Hardest hit are the leisure and high-end residential segments. In addition, some real estate companies are obligated to address damages to buildings, resulting from looting and violent demonstrations.
The unrest has reduced tourism flows into some countries and triggered sharp falls in hotel occupancy rates, for instance, in Egypt (Arab Republic of Egypt; foreign currency BB/Negative/B, local currency BB+/Negative/B) and
Tunisia (Republic of Tunisia; foreign currency BBB-/Stable/A-3, local currency BBB/Stable/A-3). In our view, property investors will likely be wary of uncertainties linked to political transition or potential regime changes. Specifically, we see disputes about property titles as a mounting risk. In terms of property damages and losses due to business interruptions, we expect that the insurance industry will bear at least a portion of costs.
The strikes and transportation disruptions associated with the unrest will likely adversely affect local economies. At the same time, potentially higher cost of debt and increased government spending measures may weaken some
governments' finances, in our opinion.
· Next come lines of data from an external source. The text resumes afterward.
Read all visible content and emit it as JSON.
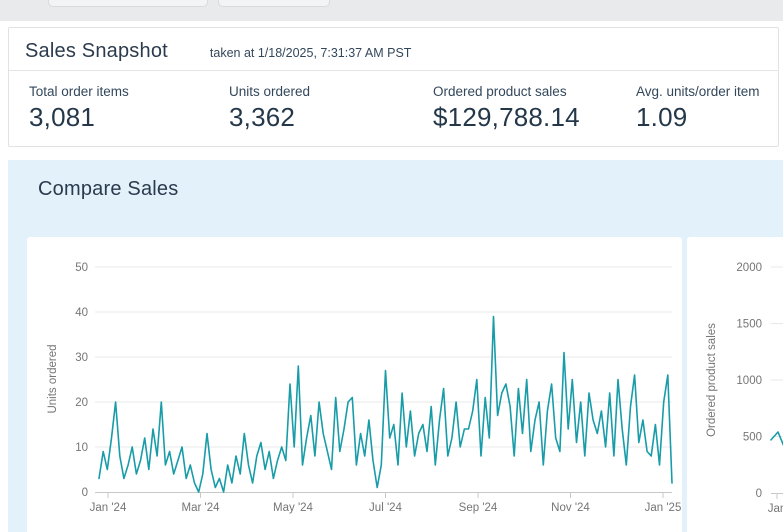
{
  "colors": {
    "accent_teal": "#189ca8",
    "panel_blue": "#e3f1fb",
    "heading_navy": "#2b3b4d",
    "value_navy": "#24384a",
    "axis_gray": "#757575",
    "grid_gray": "#e8e8e8",
    "axis_line_gray": "#c8c8c8"
  },
  "snapshot": {
    "title": "Sales Snapshot",
    "subtitle": "taken at 1/18/2025, 7:31:37 AM PST",
    "metrics": [
      {
        "label": "Total order items",
        "value": "3,081"
      },
      {
        "label": "Units ordered",
        "value": "3,362"
      },
      {
        "label": "Ordered product sales",
        "value": "$129,788.14"
      },
      {
        "label": "Avg. units/order item",
        "value": "1.09"
      }
    ]
  },
  "compare": {
    "title": "Compare Sales"
  },
  "chart_data": [
    {
      "type": "line",
      "ylabel": "Units ordered",
      "yticks": [
        0,
        10,
        20,
        30,
        40,
        50
      ],
      "ylim": [
        0,
        50
      ],
      "xtick_labels": [
        "Jan '24",
        "Mar '24",
        "May '24",
        "Jul '24",
        "Sep '24",
        "Nov '24",
        "Jan '25"
      ],
      "grid": "horizontal gridlines on",
      "legend": "none",
      "values": [
        3,
        9,
        5,
        12,
        20,
        8,
        3,
        6,
        10,
        4,
        7,
        12,
        5,
        14,
        8,
        20,
        6,
        9,
        4,
        7,
        10,
        3,
        6,
        2,
        0,
        4,
        13,
        5,
        1,
        3,
        0,
        6,
        2,
        8,
        4,
        13,
        6,
        2,
        8,
        11,
        5,
        9,
        3,
        7,
        10,
        7,
        24,
        10,
        28,
        6,
        12,
        17,
        8,
        20,
        13,
        9,
        5,
        21,
        9,
        14,
        20,
        21,
        6,
        13,
        8,
        16,
        7,
        1,
        6,
        27,
        12,
        15,
        6,
        22,
        10,
        18,
        8,
        13,
        15,
        9,
        19,
        6,
        16,
        23,
        8,
        12,
        20,
        10,
        14,
        14,
        18,
        25,
        8,
        21,
        12,
        39,
        17,
        22,
        24,
        19,
        8,
        23,
        13,
        25,
        9,
        16,
        20,
        6,
        18,
        24,
        12,
        9,
        31,
        14,
        25,
        11,
        20,
        8,
        22,
        16,
        13,
        18,
        10,
        22,
        8,
        25,
        14,
        6,
        19,
        26,
        11,
        16,
        9,
        8,
        15,
        6,
        20,
        26,
        2
      ]
    },
    {
      "type": "line",
      "ylabel": "Ordered product sales",
      "yticks": [
        0,
        500,
        1000,
        1500,
        2000
      ],
      "ylim": [
        0,
        2000
      ],
      "xtick_labels": [
        "Jan"
      ],
      "grid": "horizontal gridlines on",
      "legend": "none",
      "layout_note": "chart clipped at right edge of viewport; only axis and first data points visible",
      "values": [
        470,
        540,
        390
      ]
    }
  ]
}
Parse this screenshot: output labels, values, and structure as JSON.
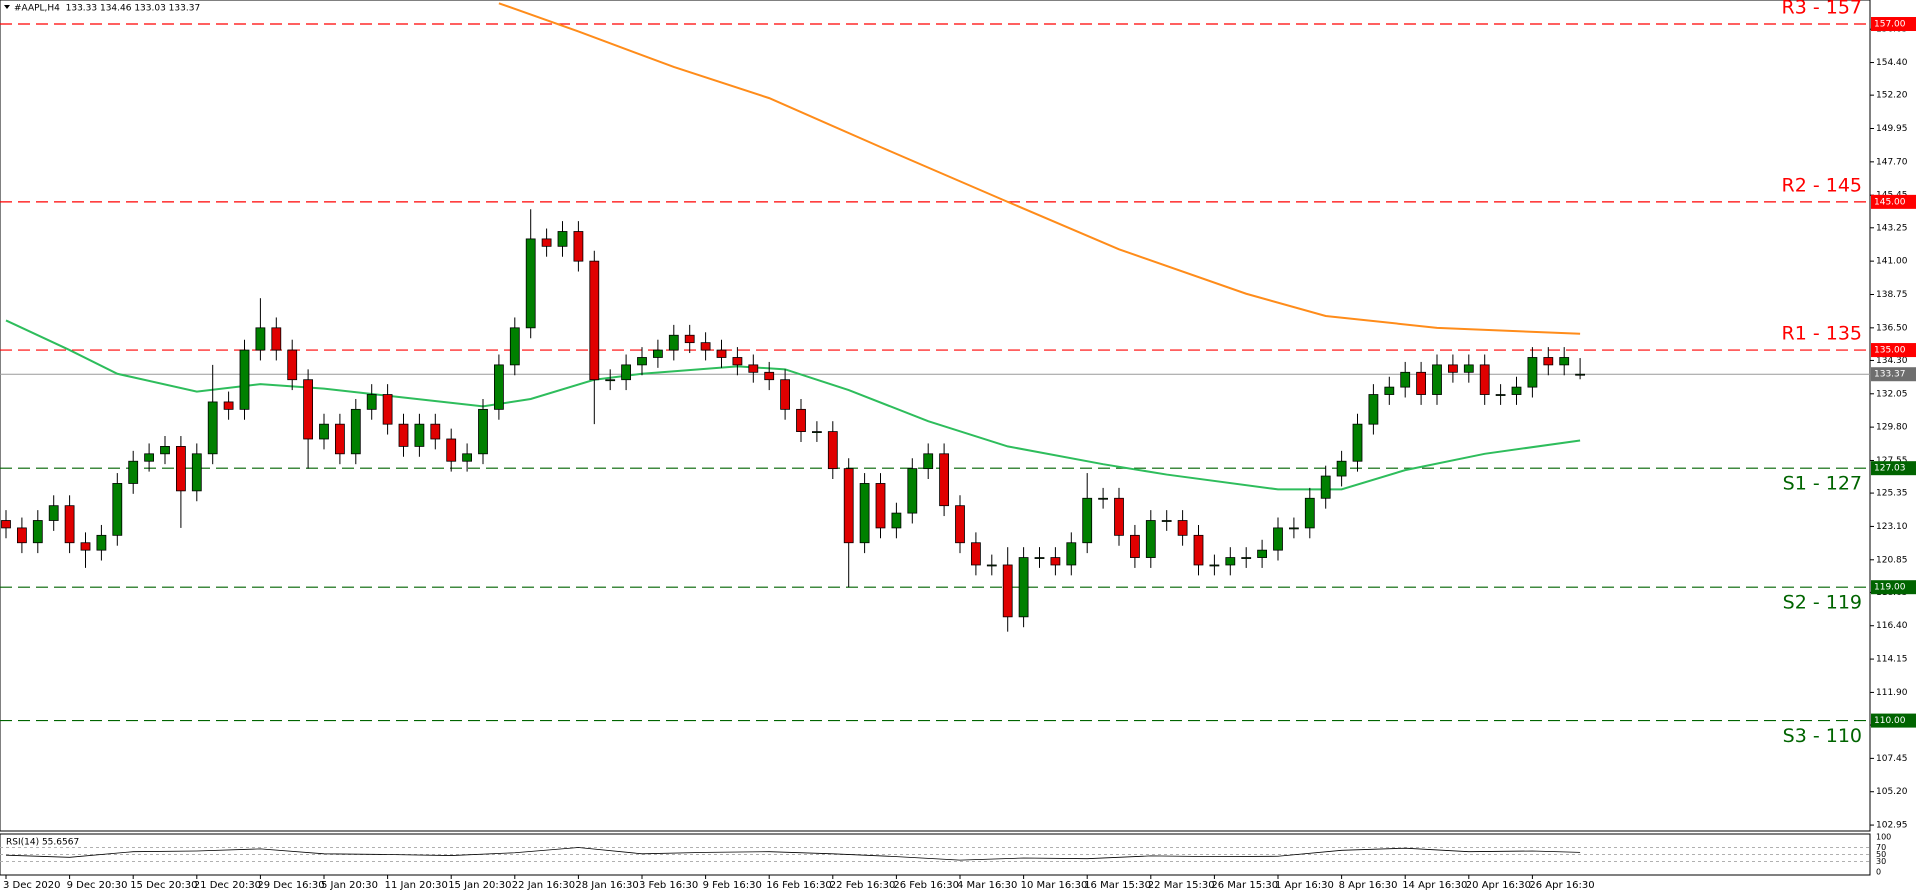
{
  "chart_data": {
    "type": "candlestick",
    "title": "#AAPL,H4  133.33 134.46 133.03 133.37",
    "categories": [
      "3 Dec 2020",
      null,
      null,
      null,
      "9 Dec 20:30",
      null,
      null,
      null,
      "15 Dec 20:30",
      null,
      null,
      null,
      "21 Dec 20:30",
      null,
      null,
      null,
      "29 Dec 16:30",
      null,
      null,
      null,
      "5 Jan 20:30",
      null,
      null,
      null,
      "11 Jan 20:30",
      null,
      null,
      null,
      "15 Jan 20:30",
      null,
      null,
      null,
      "22 Jan 16:30",
      null,
      null,
      null,
      "28 Jan 16:30",
      null,
      null,
      null,
      "3 Feb 16:30",
      null,
      null,
      null,
      "9 Feb 16:30",
      null,
      null,
      null,
      "16 Feb 16:30",
      null,
      null,
      null,
      "22 Feb 16:30",
      null,
      null,
      null,
      "26 Feb 16:30",
      null,
      null,
      null,
      "4 Mar 16:30",
      null,
      null,
      null,
      "10 Mar 16:30",
      null,
      null,
      null,
      "16 Mar 15:30",
      null,
      null,
      null,
      "22 Mar 15:30",
      null,
      null,
      null,
      "26 Mar 15:30",
      null,
      null,
      null,
      "1 Apr 16:30",
      null,
      null,
      null,
      "8 Apr 16:30",
      null,
      null,
      null,
      "14 Apr 16:30",
      null,
      null,
      null,
      "20 Apr 16:30",
      null,
      null,
      null,
      "26 Apr 16:30",
      null,
      null,
      null
    ],
    "open": [
      123.5,
      123,
      122,
      123.5,
      124.5,
      122,
      121.5,
      122.5,
      126,
      127.5,
      128,
      128.5,
      125.5,
      128,
      131.5,
      131,
      135,
      136.5,
      135,
      133,
      129,
      130,
      128,
      131,
      132,
      130,
      128.5,
      130,
      129,
      127.5,
      128,
      131,
      134,
      136.5,
      142.5,
      142,
      143,
      141,
      133,
      133,
      134,
      134.5,
      135,
      136,
      135.5,
      135,
      134.5,
      134,
      133.5,
      133,
      131,
      129.5,
      129.5,
      127,
      122,
      126,
      123,
      124,
      127,
      128,
      124.5,
      122,
      120.5,
      120.5,
      117,
      121,
      121,
      120.5,
      122,
      125,
      125,
      122.5,
      121,
      123.5,
      123.5,
      122.5,
      120.5,
      120.5,
      121,
      121,
      121.5,
      123,
      123,
      125,
      126.5,
      127.5,
      130,
      132,
      132.5,
      133.5,
      132,
      134,
      133.5,
      134,
      132,
      132,
      132.5,
      134.5,
      134,
      133.33
    ],
    "high": [
      124.2,
      123.7,
      124.2,
      125.2,
      125.2,
      122.7,
      123.2,
      126.7,
      128.2,
      128.7,
      129.2,
      129.2,
      128.7,
      134,
      132.2,
      135.7,
      138.5,
      137.2,
      135.7,
      133.7,
      130.7,
      130.7,
      131.7,
      132.7,
      132.7,
      130.7,
      130.7,
      130.7,
      129.7,
      128.7,
      131.7,
      134.7,
      137.2,
      144.5,
      143.2,
      143.7,
      143.7,
      141.7,
      133.7,
      134.7,
      135.2,
      135.7,
      136.7,
      136.7,
      136.2,
      135.7,
      135.2,
      134.7,
      134.2,
      133.7,
      131.7,
      130.2,
      130.2,
      127.7,
      126.7,
      126.7,
      124.7,
      127.7,
      128.7,
      128.7,
      125.2,
      122.7,
      121.2,
      121.7,
      121.7,
      121.7,
      121.7,
      122.7,
      126.7,
      125.7,
      125.7,
      123.2,
      124.2,
      124.2,
      124.2,
      123.2,
      121.2,
      121.7,
      121.7,
      122.2,
      123.7,
      123.7,
      125.7,
      127.2,
      128.2,
      130.7,
      132.7,
      133.2,
      134.2,
      134.2,
      134.7,
      134.7,
      134.7,
      134.7,
      132.7,
      133.2,
      135.2,
      135.2,
      135.2,
      134.46
    ],
    "low": [
      122.3,
      121.3,
      121.3,
      122.8,
      121.3,
      120.3,
      120.8,
      121.8,
      125.3,
      126.8,
      127.3,
      123,
      124.8,
      127.3,
      130.3,
      130.3,
      134.3,
      134.3,
      132.3,
      127,
      128.3,
      127.3,
      127.3,
      130.3,
      129.3,
      127.8,
      127.8,
      128.3,
      126.8,
      126.8,
      127.3,
      130.3,
      133.3,
      135.8,
      141.3,
      141.3,
      140.3,
      130,
      132.3,
      132.3,
      133.3,
      133.8,
      134.3,
      134.8,
      134.3,
      133.8,
      133.3,
      132.8,
      132.3,
      130.3,
      128.8,
      128.8,
      126.3,
      119,
      121.3,
      122.3,
      122.3,
      123.3,
      126.3,
      123.8,
      121.3,
      119.8,
      119.8,
      116,
      116.3,
      120.3,
      119.8,
      119.8,
      121.3,
      124.3,
      121.8,
      120.3,
      120.3,
      122.8,
      121.8,
      119.8,
      119.8,
      119.8,
      120.3,
      120.3,
      120.8,
      122.3,
      122.3,
      124.3,
      125.8,
      126.8,
      129.3,
      131.3,
      131.8,
      131.3,
      131.3,
      132.8,
      132.8,
      131.3,
      131.3,
      131.3,
      131.8,
      133.3,
      133.3,
      133.03
    ],
    "close": [
      123,
      122,
      123.5,
      124.5,
      122,
      121.5,
      122.5,
      126,
      127.5,
      128,
      128.5,
      125.5,
      128,
      131.5,
      131,
      135,
      136.5,
      135,
      133,
      129,
      130,
      128,
      131,
      132,
      130,
      128.5,
      130,
      129,
      127.5,
      128,
      131,
      134,
      136.5,
      142.5,
      142,
      143,
      141,
      133,
      133,
      134,
      134.5,
      135,
      136,
      135.5,
      135,
      134.5,
      134,
      133.5,
      133,
      131,
      129.5,
      129.5,
      127,
      122,
      126,
      123,
      124,
      127,
      128,
      124.5,
      122,
      120.5,
      120.5,
      117,
      121,
      121,
      120.5,
      122,
      125,
      125,
      122.5,
      121,
      123.5,
      123.5,
      122.5,
      120.5,
      120.5,
      121,
      121,
      121.5,
      123,
      123,
      125,
      126.5,
      127.5,
      130,
      132,
      132.5,
      133.5,
      132,
      134,
      133.5,
      134,
      132,
      132,
      132.5,
      134.5,
      134,
      134.5,
      133.37
    ],
    "up_color": "#008000",
    "down_color": "#e00000",
    "wick_color": "#000000",
    "moving_averages": [
      {
        "color": "#ff8c1a",
        "x": [
          31,
          36,
          42,
          48,
          55,
          63,
          70,
          78,
          83,
          90,
          99
        ],
        "values": [
          158.4,
          156.5,
          154.1,
          152,
          148.7,
          145,
          141.8,
          138.8,
          137.3,
          136.5,
          136.1
        ]
      },
      {
        "color": "#2ebd5c",
        "x": [
          0,
          4,
          7,
          12,
          16,
          20,
          25,
          30,
          33,
          37,
          40,
          46,
          49,
          53,
          58,
          63,
          69,
          73,
          80,
          84,
          88,
          93,
          99
        ],
        "values": [
          137,
          135,
          133.4,
          132.2,
          132.7,
          132.4,
          131.8,
          131.2,
          131.7,
          133,
          133.4,
          133.9,
          133.7,
          132.3,
          130.2,
          128.5,
          127.3,
          126.6,
          125.6,
          125.6,
          126.9,
          128,
          128.9
        ]
      }
    ],
    "levels": [
      {
        "label": "R3 - 157",
        "value": 157,
        "value_label": "157.00",
        "color": "#ff0000"
      },
      {
        "label": "R2 - 145",
        "value": 145,
        "value_label": "145.00",
        "color": "#ff0000"
      },
      {
        "label": "R1 - 135",
        "value": 135,
        "value_label": "135.00",
        "color": "#ff0000"
      },
      {
        "label": "S1 - 127",
        "value": 127.03,
        "value_label": "127.03",
        "color": "#006400"
      },
      {
        "label": "S2 - 119",
        "value": 119,
        "value_label": "119.00",
        "color": "#006400"
      },
      {
        "label": "S3 - 110",
        "value": 110,
        "value_label": "110.00",
        "color": "#006400"
      }
    ],
    "last_price": 133.37,
    "ylim": [
      102.55,
      158.62
    ],
    "yticks": [
      102.95,
      {
        "value": 105.2,
        "label": "105.20"
      },
      107.45,
      {
        "value": 109.7,
        "label": "109.70"
      },
      {
        "value": 111.9,
        "label": "111.90"
      },
      114.15,
      {
        "value": 116.4,
        "label": "116.40"
      },
      118.65,
      120.85,
      {
        "value": 123.1,
        "label": "123.10"
      },
      125.35,
      127.55,
      {
        "value": 129.8,
        "label": "129.80"
      },
      132.05,
      {
        "value": 134.3,
        "label": "134.30"
      },
      {
        "value": 136.5,
        "label": "136.50"
      },
      138.75,
      {
        "value": 141,
        "label": "141.00"
      },
      143.25,
      145.45,
      {
        "value": 147.7,
        "label": "147.70"
      },
      149.95,
      {
        "value": 152.2,
        "label": "152.20"
      },
      {
        "value": 154.4,
        "label": "154.40"
      },
      156.65
    ],
    "grid": false,
    "rsi": {
      "label": "RSI(14) 55.6567",
      "color": "#000000",
      "x": [
        0,
        4,
        8,
        12,
        16,
        20,
        24,
        28,
        32,
        36,
        40,
        44,
        48,
        52,
        56,
        60,
        64,
        68,
        72,
        76,
        80,
        84,
        88,
        92,
        96,
        99
      ],
      "values": [
        48,
        42,
        58,
        60,
        66,
        52,
        50,
        47,
        55,
        70,
        52,
        56,
        58,
        52,
        44,
        34,
        40,
        38,
        46,
        44,
        45,
        62,
        68,
        58,
        60,
        56
      ],
      "ylim": [
        0,
        100
      ],
      "yticks": [
        0,
        30,
        50,
        70,
        100
      ]
    }
  }
}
We expect the ensuing negative impact on the real estate sector in Arabic-speaking MENA countries to be more acute in those countries already undergoing political transition, such as Tunisia and Egypt, and in those countries currently experiencing civil unrest, namely Libya (Socialist People's Libyan Arab Jamahiriya; ratings suspended), Bahrain (Kingdom of Bahrain; BBB/WatchNeg/A-3), Yemen (not rated), and Syria (not rated).
As they face the impact of popular protests and political transition, real estate companies in the region are also confronting other risk factors, such as supply/demand imbalances, affordability of property and lack of mortgage
financing. In our view, much work also remains to be done in shaping legal and regulatory frameworks for real estate activity in the region.